Время было около семи вечера, хотелось есть, он стал искать хоть какие-то дома — об отелях и кафе здесь речи и не шло, судя по ландшафту, который состоял из гор, полей и моря. Недалеко от берега Пьер заметил скопление небольших домиков и направился туда. Он шел пешком, удивляясь красоте природы, свежести, отсутствию экранов, зданий, машин и магазинов. Спокойствие, тишина и безмятежность окутали его настолько, что сомнения по поводу местонахождения Савелия рассеивались, Пьер подумал:

«Да, сюда он мог приехать. Я бы тоже здесь остался. Только не ради денег, конечно. Но Сава, и не ради денег… своих Великих Денег? Как такое возможно?»

Пьер дошел до небольшого поселения из пятнадцати домов, уже темнело, и в окнах горел теплый свет.

«Такое разве бывает в Едином Государстве?» — шептал сам себе Пьер.

Дверь одного из домов открылась. Из нее вышел старик в тяжелой на вид дубленой куртке и больших серых валенках. В руке он держал ведро, с которым шел к колодцу посередине поселения.

— Здравствуйте! — Пьер аккуратно поздоровался.

Старик остановился и повернул голову в сторону Пьера.

— Голос незнакомый у тебя. Ты откуда?

— Я из Центрального округа приехал.

— Сюда? Из Центрального? Не с войны?

— Нет, я друга ищу своего.

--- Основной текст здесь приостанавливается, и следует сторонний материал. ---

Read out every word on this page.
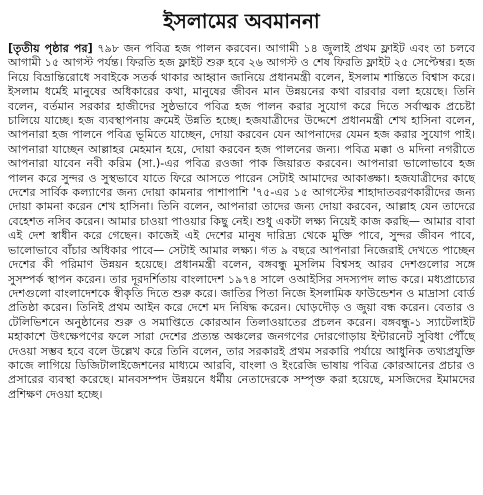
ইসলামের অবমাননা

[তৃতীয় পৃষ্ঠার পর] ৭৯৮ জন পবিত্র হজ পালন করবেন। আগামী ১৪ জুলাই প্রথম ফ্লাইট এবং তা চলবে আগামী ১৫ আগস্ট পর্যন্ত। ফিরতি হজ ফ্লাইট শুরু হবে ২৬ আগস্ট ও শেষ ফিরতি ফ্লাইট ২৫ সেপ্টেম্বর। হজ নিয়ে বিভ্রান্তিরোধে সবাইকে সতর্ক থাকার আহ্বান জানিয়ে প্রধানমন্ত্রী বলেন, ইসলাম শান্তিতে বিশ্বাস করে। ইসলাম ধর্মেই মানুষের অধিকারের কথা, মানুষের জীবন মান উন্নয়নের কথা বারবার বলা হয়েছে। তিনি বলেন, বর্তমান সরকার হাজীদের সুষ্ঠভাবে পবিত্র হজ পালন করার সুযোগ করে দিতে সর্বাত্মক প্রচেষ্টা চালিয়ে যাচ্ছে। হজ ব্যবস্থাপনায় ক্রমেই উন্নতি হচ্ছে। হজযাত্রীদের উদ্দেশে প্রধানমন্ত্রী শেখ হাসিনা বলেন, আপনারা হজ পালনে পবিত্র ভূমিতে যাচ্ছেন, দোয়া করবেন যেন আপনাদের যেমন হজ করার সুযোগ পাই। আপনারা যাচ্ছেন আল্লাহর মেহমান হয়ে, দোয়া করবেন হজ পালনের জন্য। পবিত্র মক্কা ও মদিনা নগরীতে আপনারা যাবেন নবী করিম (সা.)-এর পবিত্র রওজা পাক জিয়ারত করবেন। আপনারা ভালোভাবে হজ পালন করে সুন্দর ও সুস্থভাবে যাতে ফিরে আসতে পারেন সেটাই আমাদের আকাঙ্ক্ষা। হজযাত্রীদের কাছে দেশের সার্বিক কল্যাণের জন্য দোয়া কামনার পাশাপাশি '৭৫-এর ১৫ আগস্টের শাহাদাতবরণকারীদের জন্য দোয়া কামনা করেন শেখ হাসিনা। তিনি বলেন, আপনারা তাদের জন্য দোয়া করবেন, আল্লাহ যেন তাদেরে বেহেশত নসিব করেন। আমার চাওয়া পাওয়ার কিছু নেই। শুধু একটা লক্ষ্য নিয়েই কাজ করছি— আমার বাবা এই দেশ স্বাধীন করে গেছেন। কাজেই এই দেশের মানুষ দারিদ্র্য থেকে মুক্তি পাবে, সুন্দর জীবন পাবে, ভালোভাবে বাঁচার অধিকার পাবে— সেটাই আমার লক্ষ্য। গত ৯ বছরে আপনারা নিজেরাই দেখতে পাচ্ছেন দেশের কী পরিমাণ উন্নয়ন হয়েছে। প্রধানমন্ত্রী বলেন, বঙ্গবন্ধু মুসলিম বিশ্বসহ আরব দেশগুলোর সঙ্গে সুসম্পর্ক স্থাপন করেন। তার দূরদর্শিতায় বাংলাদেশ ১৯৭৪ সালে ওআইসির সদস্যপদ লাভ করে। মধ্যপ্রাচ্যের দেশগুলো বাংলাদেশকে স্বীকৃতি দিতে শুরু করে। জাতির পিতা নিজে ইসলামিক ফাউন্ডেশন ও মাদ্রাসা বোর্ড প্রতিষ্ঠা করেন। তিনিই প্রথম আইন করে দেশে মদ নিষিদ্ধ করেন। ঘোড়দৌড় ও জুয়া বন্ধ করেন। বেতার ও টেলিভিশনে অনুষ্ঠানের শুরু ও সমাপ্তিতে কোরআন তিলাওয়াতের প্রচলন করেন। বঙ্গবন্ধু-১ স্যাটেলাইট মহাকাশে উৎক্ষেপণের ফলে সারা দেশের প্রত্যন্ত অঞ্চলের জনগণের দোরগোড়ায় ইন্টারনেট সুবিধা পৌঁছে দেওয়া সম্ভব হবে বলে উল্লেখ করে তিনি বলেন, তার সরকারই প্রথম সরকারি পর্যায়ে আধুনিক তথ্যপ্রযুক্তি কাজে লাগিয়ে ডিজিটালাইজেশনের মাধ্যমে আরবি, বাংলা ও ইংরেজি ভাষায় পবিত্র কোরআনের প্রচার ও প্রসারের ব্যবস্থা করেছে। মানবসম্পদ উন্নয়নে ধর্মীয় নেতাদেরকে সম্পৃক্ত করা হয়েছে, মসজিদের ইমামদের প্রশিক্ষণ দেওয়া হচ্ছে।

Он после войны возможно к вам приехал.

— Ага, ну погоди, сейчас воды наберу.

Он ловко справился с колодезной веревкой, и быстро пошел обратно к дому.

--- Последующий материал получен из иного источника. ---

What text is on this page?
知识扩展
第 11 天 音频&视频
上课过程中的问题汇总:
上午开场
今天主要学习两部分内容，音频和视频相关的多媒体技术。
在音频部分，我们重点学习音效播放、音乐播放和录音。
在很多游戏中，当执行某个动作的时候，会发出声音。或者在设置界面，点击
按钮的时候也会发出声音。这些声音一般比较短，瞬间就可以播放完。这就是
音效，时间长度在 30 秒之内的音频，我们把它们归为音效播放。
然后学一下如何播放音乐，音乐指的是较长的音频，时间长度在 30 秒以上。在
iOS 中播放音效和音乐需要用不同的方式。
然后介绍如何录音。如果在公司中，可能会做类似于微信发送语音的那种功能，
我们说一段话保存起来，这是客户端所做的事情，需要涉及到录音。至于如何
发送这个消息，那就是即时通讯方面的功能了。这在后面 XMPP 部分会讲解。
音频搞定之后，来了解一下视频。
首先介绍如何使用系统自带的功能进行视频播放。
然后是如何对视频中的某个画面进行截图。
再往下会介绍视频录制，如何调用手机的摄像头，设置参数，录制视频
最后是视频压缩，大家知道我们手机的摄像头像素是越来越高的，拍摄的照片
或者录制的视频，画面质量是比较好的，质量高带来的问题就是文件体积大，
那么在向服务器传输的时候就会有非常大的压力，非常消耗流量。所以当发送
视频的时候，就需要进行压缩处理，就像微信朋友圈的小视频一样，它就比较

— Ну пошли со мной. Встал стоит.

— Меня Пьер зовут.

— Как-как?

— Пьер.

— А-а-а, Пьер. Ну, очень приятно. Меня Иваныч.

— А имя как?

— А не помню ужо… Имя то было, но меня все уже лет двадцать Иванычем кличут. Я его и забыл. А на кой оно мне нужно, если им не пользоваться? Проходи давай.

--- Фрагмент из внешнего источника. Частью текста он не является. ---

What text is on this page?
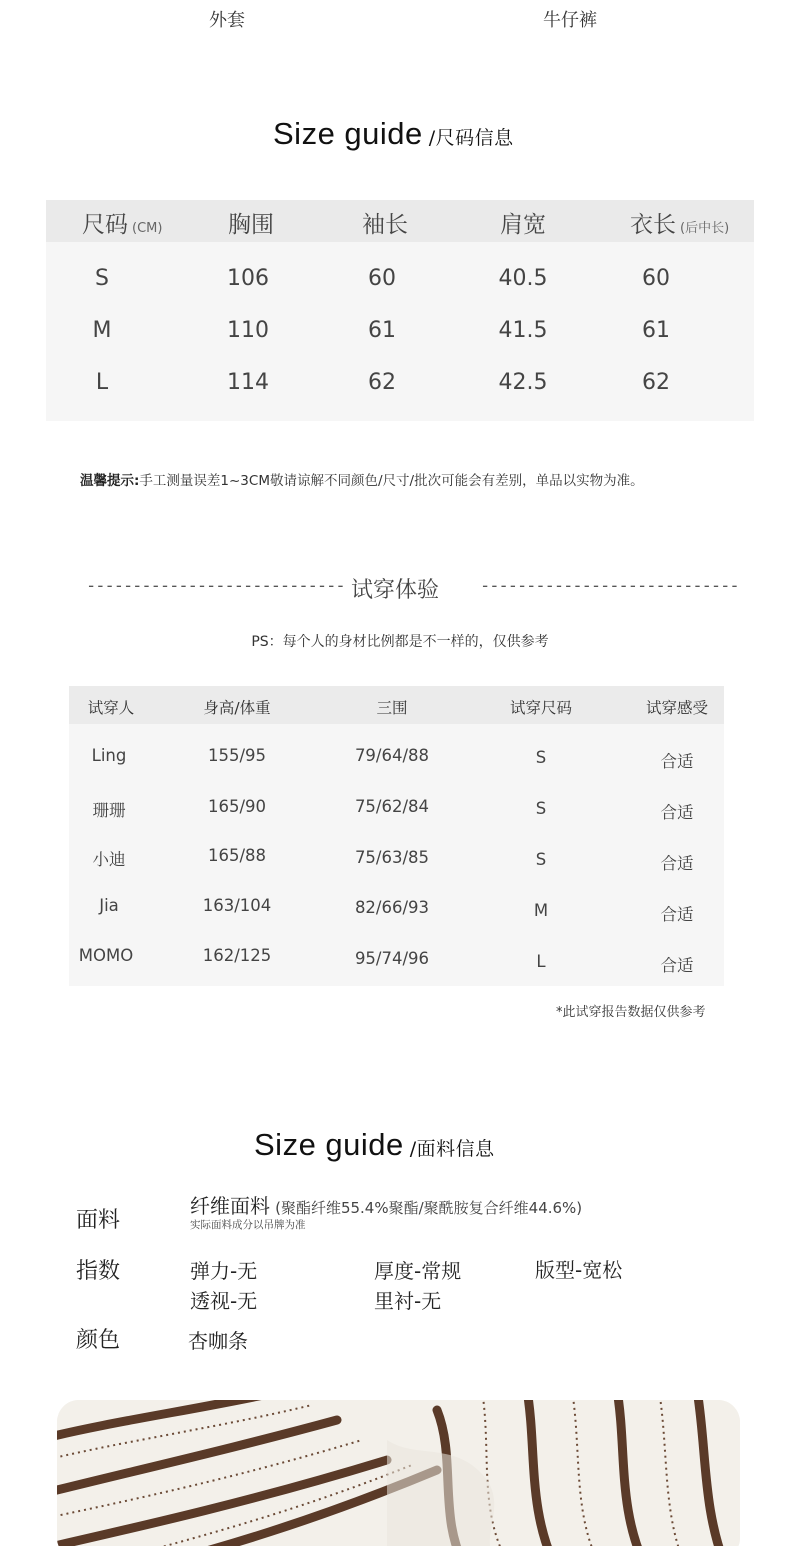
外套	牛仔裤
Size guide /尺码信息
尺码 (CM)	胸围	袖长	肩宽	衣长 (后中长)
S	106	60	40.5	60
M	110	61	41.5	61
L	114	62	42.5	62
温馨提示:手工测量误差1~3CM敬请谅解不同颜色/尺寸/批次可能会有差别，单品以实物为准。
---------------------------- 试穿体验 ----------------------------
PS：每个人的身材比例都是不一样的，仅供参考
试穿人	身高/体重	三围	试穿尺码	试穿感受
Ling	155/95	79/64/88	S	合适
珊珊	165/90	75/62/84	S	合适
小迪	165/88	75/63/85	S	合适
Jia	163/104	82/66/93	M	合适
MOMO	162/125	95/74/96	L	合适
*此试穿报告数据仅供参考
Size guide /面料信息
面料
纤维面料 (聚酯纤维55.4%聚酯/聚酰胺复合纤维44.6%)
实际面料成分以吊牌为准
指数	弹力-无	厚度-常规	版型-宽松
透视-无	里衬-无
颜色	杏咖条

Иваныч открыл дверь в дом и пропустил Пьера. В доме было тепло, светло, пахло какими-то травами, молоком и свежим хлебом.

— Разувайся, садись за стол. Пол теплый, не переживай. — сказал Иваныч.

Пьер сел на плетеный стул, помолчал минуту, оглядывая дом, и заговорил:

— А для летнего вечера правда довольно прохладно сейчас.

— Так у моря, да еще и север, не крайний, конечно… Ты говоришь, друга ищешь?

— Да, после войны куда-то сюда приехал.

— А как зовут друга твоего? — спросил Иваныч, наливая колодезную воду в старый самовар, покрытый сажей.

— Савелий Гофман.

— Савелий, Савелий… Не припомню такого что-то. Угостись пока. — Иваныч поставил перед Пьером стакан молока и положил рядом белую булочку.

— Спасибо, Иваныч.

— Ты был на войне?

— Нет, я оборонительные щиты изготавливал.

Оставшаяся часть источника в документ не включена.